Found on the west facade of the Scott monument.

The ‘Dougal Cratur’ (from the novel 'Rob Roy', 1817) looks like a wild character, wearing a kilt and sheepskin waistcoat, holding a circular shield or ‘targe’ and a dagger. He looks ready to fight or do battle.

Formerly a prisoner in the Glasgow Tolbooth, Dougal Gregor has subsequently become the turnkey, and as such admits Frank Osbaldistone in the company of "Mr Campbell" (Rob Roy in disguise), when they go to visit Owen, the imprisoned head clerk of Osbaldistone and Tresham.

Dougal, says Frank, "was a wild, shock-headed looking animal, whose profusion of red hair covered and obscured his features, which were otherwise only characterised by the extravagant joy that affected him at the sight of my guide. In my experience I have met nothing so absolutely resembling my idea of a very uncouth, wild, and ugly savage, adoring the idol of his tribe."

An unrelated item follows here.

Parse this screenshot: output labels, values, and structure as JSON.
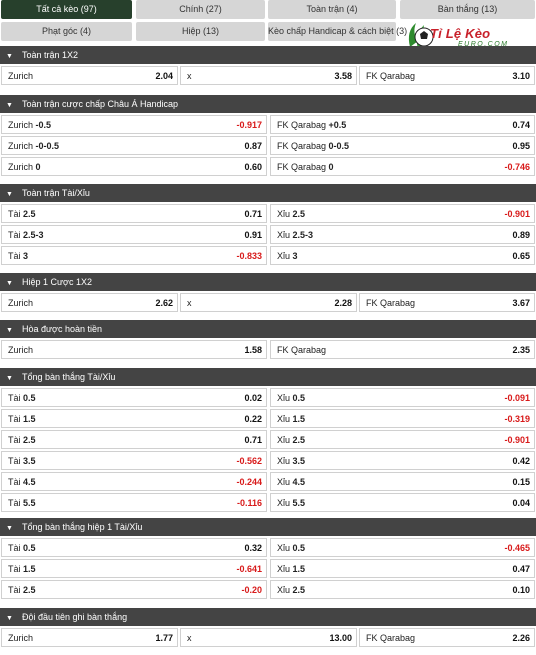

Dougal's is devoted to Rob Roy and pleases him by leading Captain Thornton's soldiers into an ambush. "Wha' wad hae thought," Rob comments, "there had been as muckle sense in his tatty pow, that ne'er had a better covering than his ain shaggy hassock of hair!"

About the Sculptor

Charles McBryde (1853 to 1903)

Charles McBryde was an Edinburgh sculptor who lived at 7 Hope Street Lane and created several portrait busts in marble.

He exhibited works at the Royal Academy in 1890 - these included busts of Archibald Campbell, 3rd Marquis of Argyll (1897) for St Giles Cathedral, Edinburgh.

Other works include a bust of Andrew Carnegie (1891) for Edinburgh Central Public Library. Also fine portrait busts of Thomas Carlyle (1885), Sir Alex Grant, Principal of the University (1887), and Sir William Muir, Principal of the University (1900).

McBryde's works can also be found in the Scottish National Portrait Gallery.